Expect OG of 1.065 in 6.5 gallons--->65*=6.5=422.5
Expect to start the boil with 7.5 gallons--->422.5/7.5=56.3
So I would expect my gravity of the wort after sparging, before boiling to be around 1.056.
you got to remember when mesuring pre boil that hydrometers are calibrated at 60F. When you mesure post sparging wort at 158F, your mesurment is going to be lower than it acctually is. So your mesurment of 1.020 is probably more like 1.040
Hm. If that's the case, my efficiency may be utter garbage. My sparging method isn't very good, in retrospect. I do a cross between batch sparging and fly sparging. If possible, I'll keep a constant flow of water (possibly not slow enough) and other times I'll let it sit momentarily and leach the sugars from the grain. Is it uncommon for there to be a bit of sweeter grain collected at the lowest side of the grain bed? Maybe it's my underlet or maybe it's my sparging technique, but something can't be right.
I would say stick with one style or another for sparging, IMHO. Bt post your recipie and we ma be able to give you a bit more input on whats going on
Sure, I'd appreciate the input.

Here's my ingredients list:

8 lbs. American Two-row Pale
2 lbs. Amber Dry Malt Extract
1 lbs. Belgian Biscuit Malt
1 lbs. Belgian Aromatic
1/2 lbs. Gambrinus Honey Malt
1/2 lbs. Dextrin (CaraPils) Malt
4 oz. Cane sugar.

Besides that I had 1 ounce each of: Willamette, Fuggle and Tettnang hops. I also used 4 oz. of hop suey for late hop addition. The yield was a little over 6 gallons.

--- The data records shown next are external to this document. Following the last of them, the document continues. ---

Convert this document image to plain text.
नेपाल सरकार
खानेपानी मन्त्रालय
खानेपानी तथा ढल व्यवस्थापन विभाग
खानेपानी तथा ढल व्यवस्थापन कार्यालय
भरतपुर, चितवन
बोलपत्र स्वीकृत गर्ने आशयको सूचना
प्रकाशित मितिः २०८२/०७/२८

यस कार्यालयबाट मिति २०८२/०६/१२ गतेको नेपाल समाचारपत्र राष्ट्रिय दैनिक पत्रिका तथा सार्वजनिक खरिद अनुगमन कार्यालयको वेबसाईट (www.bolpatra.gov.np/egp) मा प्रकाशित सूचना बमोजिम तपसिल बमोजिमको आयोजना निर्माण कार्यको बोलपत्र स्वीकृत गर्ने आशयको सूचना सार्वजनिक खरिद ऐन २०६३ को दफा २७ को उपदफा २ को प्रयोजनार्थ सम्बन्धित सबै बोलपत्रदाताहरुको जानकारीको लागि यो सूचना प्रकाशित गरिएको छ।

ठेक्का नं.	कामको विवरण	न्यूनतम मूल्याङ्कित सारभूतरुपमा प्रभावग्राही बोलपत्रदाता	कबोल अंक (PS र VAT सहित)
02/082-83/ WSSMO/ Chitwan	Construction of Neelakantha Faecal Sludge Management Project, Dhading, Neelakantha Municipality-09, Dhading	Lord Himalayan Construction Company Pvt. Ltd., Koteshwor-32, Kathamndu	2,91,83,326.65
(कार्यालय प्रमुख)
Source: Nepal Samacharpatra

Nothing too unusual. After I got everything in, I did about an hour and 10 minute long boil and cooled the beer in about 45 minutes or so. I filled my kettle up the about 9 or nearly 10 gallon mark to account for condensing the wort, evaporation and wort loss to hop trub.

Here's the thing - the wort that I took my hydrometer reading with was the final runnings off my grain...what was left over after I had gotten that initial 9-10 gallons I mentioned. I kept the extra final runnings in a pitcher since I wasn't sure what I wanted to do with it or not. The gravity of that stuff couldn't be terribly high anyway, and not reflective of the total gravity of the wort collected.

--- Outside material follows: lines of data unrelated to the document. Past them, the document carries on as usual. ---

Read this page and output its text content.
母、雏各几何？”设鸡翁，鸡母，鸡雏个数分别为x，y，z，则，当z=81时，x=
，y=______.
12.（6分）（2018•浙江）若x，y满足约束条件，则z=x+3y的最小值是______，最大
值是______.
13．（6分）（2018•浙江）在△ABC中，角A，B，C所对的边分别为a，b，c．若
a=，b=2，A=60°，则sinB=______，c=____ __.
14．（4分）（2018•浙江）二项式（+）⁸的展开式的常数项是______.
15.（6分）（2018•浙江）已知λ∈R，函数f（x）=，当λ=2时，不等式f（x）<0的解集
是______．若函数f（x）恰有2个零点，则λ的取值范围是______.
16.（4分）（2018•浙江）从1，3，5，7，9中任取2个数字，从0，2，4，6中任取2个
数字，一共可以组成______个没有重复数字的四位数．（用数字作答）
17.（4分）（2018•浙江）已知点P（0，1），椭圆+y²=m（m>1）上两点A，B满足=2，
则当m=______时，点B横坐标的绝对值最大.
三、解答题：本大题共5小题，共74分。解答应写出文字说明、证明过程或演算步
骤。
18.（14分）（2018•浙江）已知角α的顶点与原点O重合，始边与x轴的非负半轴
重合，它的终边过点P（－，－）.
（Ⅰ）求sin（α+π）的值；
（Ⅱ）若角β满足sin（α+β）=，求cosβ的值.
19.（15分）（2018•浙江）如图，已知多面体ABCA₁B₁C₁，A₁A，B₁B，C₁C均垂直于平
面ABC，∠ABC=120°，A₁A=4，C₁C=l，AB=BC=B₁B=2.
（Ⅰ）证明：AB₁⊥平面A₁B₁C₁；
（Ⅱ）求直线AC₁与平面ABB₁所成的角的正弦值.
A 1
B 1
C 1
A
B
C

I think I just had an "aha" moment with that. Unless I took a hydrometer reading of all the combined wort, the stuff I did take a reading with is an inaccurate reflection of my true gravity.

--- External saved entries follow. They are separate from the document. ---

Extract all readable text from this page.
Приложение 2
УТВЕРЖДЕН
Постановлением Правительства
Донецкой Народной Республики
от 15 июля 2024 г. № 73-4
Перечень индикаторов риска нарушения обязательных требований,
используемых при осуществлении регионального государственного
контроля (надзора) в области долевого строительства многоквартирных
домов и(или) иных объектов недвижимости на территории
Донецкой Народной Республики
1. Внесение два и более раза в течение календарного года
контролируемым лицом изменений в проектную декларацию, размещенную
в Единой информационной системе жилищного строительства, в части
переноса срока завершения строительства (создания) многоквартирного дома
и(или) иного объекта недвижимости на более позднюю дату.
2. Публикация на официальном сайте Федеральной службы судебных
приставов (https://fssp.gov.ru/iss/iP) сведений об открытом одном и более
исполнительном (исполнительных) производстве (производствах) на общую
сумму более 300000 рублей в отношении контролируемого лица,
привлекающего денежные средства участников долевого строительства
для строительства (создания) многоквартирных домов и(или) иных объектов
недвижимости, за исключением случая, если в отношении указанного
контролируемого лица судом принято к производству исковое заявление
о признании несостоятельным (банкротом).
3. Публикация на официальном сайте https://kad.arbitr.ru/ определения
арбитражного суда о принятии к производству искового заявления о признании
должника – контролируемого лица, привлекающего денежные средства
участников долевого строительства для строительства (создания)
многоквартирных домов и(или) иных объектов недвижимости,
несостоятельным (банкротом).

Thanks for talking me through this guys...I hope I've got this one figured out! :fro:
Well, I don't really have an answer for that. That's why I asked my original question. I was in such a hurry to get the beer into the carboy, I forgot to take a hydrometer reading. : / So I tried to gauge the gravity by measuring the excess runnings, which didn't do a bit of good. Sometimes I get ahead of myself and forget basic stuff like that.
two things,

1. really warm temperatures do throw off your hydro reading. there are calculators out there for this, but if its REALLY warm, even the calc. is wrong. the further away from 60F the more skewed the reading gets. so sometimes these readings are just a ballpark value.

2. i agree with sticking to just fly sparging or just batch sparging. if you're doing a combination of both because your MLT can't hold all the sparge water in one go, I'd simply suggest two sparges of equal volume. vorlauf after each sparge.

you should get better efficiency doing that, than draining part of the sparge and then adding more water while continuously draining because you get a better rinse of the sugars.
During the boil, you will lose water, but not sugar.
The gravity will therefore increase as the water evaporates.
Assuming you had a gravity of 1.036 pre-boil and a pre-boil volume of 6.5g, and you boiled down to 5.25g you would end up with a gravity of 1.045
Take the pre-poil gravity and subtract 1. This leaves .036 which identifies the amount of sugar in the wort. Multiply by the pre-boil volume, and divide by the post-boil volume (.036 * 6.5 / 5.25 gives .045)
Then add the 1 back again, and you end up with 1.045.
I suspect however that when you took the pre-boil gravity, you didn't stir the wort. This would give you a very low gravity as the bottom of the wort would have much more sugar dissolved in it than the top.